5. En deuxième lieu, il ressort des termes mêmes de l'arrêté attaqué que le préfet de la Haute-Saône, après avoir constaté le rejet de la demande d'asile présentée par M. D par l'OFPRA statuant selon la procédure accélérée compte tenu de la nationalité de l'intéressé, l'obligation de quitter le territoire français prononcée à son encontre par un arrêté du 6 octobre 2022, ainsi que le dépôt d'une demande d'asile le 14 mars 2023 alors que l'intéressé était placé en rétention, a estimé que cette demande présentée après la prolongation du placement en rétention par le juge des libertés et de la détention, alors que l'intéressé s'était déjà opposé à l'exécution d'office de la décision d'éloignement, présentait un caractère dilatoire et n'était présentée que pour faire échec à cette exécution. Alors que l'autorité administrative n'est pas tenue de mentionner tous les éléments relatifs à la situation de l'étranger, cet arrêté pris, contrairement à ce que soutient M. D, au visa de l'article L. 754-3 du code de l'entrée et du séjour des étrangers et du droit d'asile, comporte ainsi l'ensemble des considérations de fait et de droit qui en constituent le fondement et est, par suite, suffisamment motivé, la circonstance que cet arrêté ne vise pas l'article L. 744-6 relatif aux informations devant être délivrées à l'étranger placé en rétention ou l'article L. 754-1 relatif au délai dans lequel doit être déposée la demande d'asile d'un étranger placé ou maintenu en rétention étant, à cet égard, sans incidence.

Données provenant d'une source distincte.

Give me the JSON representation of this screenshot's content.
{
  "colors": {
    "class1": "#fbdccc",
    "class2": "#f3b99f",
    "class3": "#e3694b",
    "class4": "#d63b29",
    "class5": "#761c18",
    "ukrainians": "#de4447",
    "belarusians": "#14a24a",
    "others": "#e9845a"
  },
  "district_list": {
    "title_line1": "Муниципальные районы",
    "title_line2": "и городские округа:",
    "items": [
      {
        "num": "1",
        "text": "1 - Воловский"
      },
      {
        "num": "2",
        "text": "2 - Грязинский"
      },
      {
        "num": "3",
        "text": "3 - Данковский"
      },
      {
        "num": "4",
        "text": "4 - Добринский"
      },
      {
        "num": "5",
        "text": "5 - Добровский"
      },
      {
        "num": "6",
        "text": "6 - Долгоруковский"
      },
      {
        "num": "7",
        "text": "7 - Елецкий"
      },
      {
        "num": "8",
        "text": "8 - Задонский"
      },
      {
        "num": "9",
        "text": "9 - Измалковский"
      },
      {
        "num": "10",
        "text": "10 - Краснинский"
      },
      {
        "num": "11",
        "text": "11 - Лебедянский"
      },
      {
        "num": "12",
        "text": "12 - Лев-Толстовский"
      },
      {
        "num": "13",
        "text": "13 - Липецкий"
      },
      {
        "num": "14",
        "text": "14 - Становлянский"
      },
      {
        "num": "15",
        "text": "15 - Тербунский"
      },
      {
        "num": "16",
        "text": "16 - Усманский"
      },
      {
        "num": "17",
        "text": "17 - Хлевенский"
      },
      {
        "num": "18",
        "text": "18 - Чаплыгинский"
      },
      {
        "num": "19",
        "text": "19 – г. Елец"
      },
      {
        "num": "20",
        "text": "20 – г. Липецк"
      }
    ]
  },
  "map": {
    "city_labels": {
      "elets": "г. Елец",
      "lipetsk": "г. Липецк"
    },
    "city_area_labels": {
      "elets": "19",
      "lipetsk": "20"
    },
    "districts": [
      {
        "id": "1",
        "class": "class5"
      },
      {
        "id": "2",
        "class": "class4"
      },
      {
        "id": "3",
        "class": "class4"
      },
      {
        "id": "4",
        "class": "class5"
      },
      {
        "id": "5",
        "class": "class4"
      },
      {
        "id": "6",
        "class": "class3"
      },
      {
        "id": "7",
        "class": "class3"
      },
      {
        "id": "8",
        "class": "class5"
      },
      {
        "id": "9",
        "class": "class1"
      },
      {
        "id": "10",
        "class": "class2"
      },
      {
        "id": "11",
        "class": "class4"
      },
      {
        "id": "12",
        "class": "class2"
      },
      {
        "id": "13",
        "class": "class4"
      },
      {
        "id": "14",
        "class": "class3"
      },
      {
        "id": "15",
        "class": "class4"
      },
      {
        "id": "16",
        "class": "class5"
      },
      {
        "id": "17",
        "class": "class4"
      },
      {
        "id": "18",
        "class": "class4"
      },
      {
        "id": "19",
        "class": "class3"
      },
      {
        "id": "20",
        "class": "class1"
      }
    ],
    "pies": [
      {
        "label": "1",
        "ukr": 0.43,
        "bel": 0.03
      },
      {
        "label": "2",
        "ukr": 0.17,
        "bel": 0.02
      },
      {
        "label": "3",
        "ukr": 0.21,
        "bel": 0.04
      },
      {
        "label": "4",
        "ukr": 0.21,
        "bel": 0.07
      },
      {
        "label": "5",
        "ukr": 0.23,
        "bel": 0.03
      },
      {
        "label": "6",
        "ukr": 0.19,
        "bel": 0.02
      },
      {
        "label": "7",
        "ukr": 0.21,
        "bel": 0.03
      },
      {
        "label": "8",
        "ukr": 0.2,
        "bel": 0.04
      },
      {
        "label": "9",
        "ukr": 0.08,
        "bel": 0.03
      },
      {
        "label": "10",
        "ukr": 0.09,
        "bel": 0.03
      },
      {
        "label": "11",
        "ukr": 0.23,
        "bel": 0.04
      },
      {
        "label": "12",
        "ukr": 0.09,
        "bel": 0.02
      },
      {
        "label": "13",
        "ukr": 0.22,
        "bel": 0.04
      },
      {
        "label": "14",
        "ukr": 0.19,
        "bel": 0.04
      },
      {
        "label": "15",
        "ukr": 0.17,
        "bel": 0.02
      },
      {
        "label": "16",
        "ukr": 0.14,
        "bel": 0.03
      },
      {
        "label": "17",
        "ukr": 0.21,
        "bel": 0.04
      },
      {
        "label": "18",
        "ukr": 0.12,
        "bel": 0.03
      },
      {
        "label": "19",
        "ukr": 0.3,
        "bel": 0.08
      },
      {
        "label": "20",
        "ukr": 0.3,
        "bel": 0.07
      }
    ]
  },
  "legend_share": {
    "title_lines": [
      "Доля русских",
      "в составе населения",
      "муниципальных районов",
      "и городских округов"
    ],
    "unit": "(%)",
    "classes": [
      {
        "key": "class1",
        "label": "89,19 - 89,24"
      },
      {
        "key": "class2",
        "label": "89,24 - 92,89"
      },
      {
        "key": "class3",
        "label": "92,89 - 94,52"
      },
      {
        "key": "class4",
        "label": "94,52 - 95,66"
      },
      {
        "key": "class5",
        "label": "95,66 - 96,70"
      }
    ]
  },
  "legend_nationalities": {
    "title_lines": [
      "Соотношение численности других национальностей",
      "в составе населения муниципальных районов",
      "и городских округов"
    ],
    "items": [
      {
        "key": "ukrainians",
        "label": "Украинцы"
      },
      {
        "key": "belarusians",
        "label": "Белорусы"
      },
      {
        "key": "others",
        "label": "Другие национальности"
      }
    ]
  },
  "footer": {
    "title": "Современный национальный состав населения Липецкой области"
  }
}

6. En troisième lieu, les conditions de notification d'une décision ordonnant le maintien en rétention d'un étranger n'ont d'incidence que sur les voies et délais de recours contentieux contre cette décision mais n'affectent pas sa légalité et le moyen tiré de ce que l'arrêté attaqué a été notifié dans une langue non comprise par M. D doit être écarté.
7. En quatrième lieu, aux termes de l'article L. 754-3 du code de l'entrée et du séjour des étrangers et du droit d'asile : " Si la France est l'État responsable de l'examen de la demande d'asile et si l'autorité administrative estime, sur le fondement de critères objectifs, que cette demande est présentée dans le seul but de faire échec à l'exécution de la décision d'éloignement, elle peut prendre une décision de maintien en rétention de l'étranger pendant le temps strictement nécessaire à l'examen de sa demande d'asile par l'Office français de protection des réfugiés et apatrides et, en cas de décision de rejet ou d'irrecevabilité de celle-ci, dans l'attente de son départ. () ".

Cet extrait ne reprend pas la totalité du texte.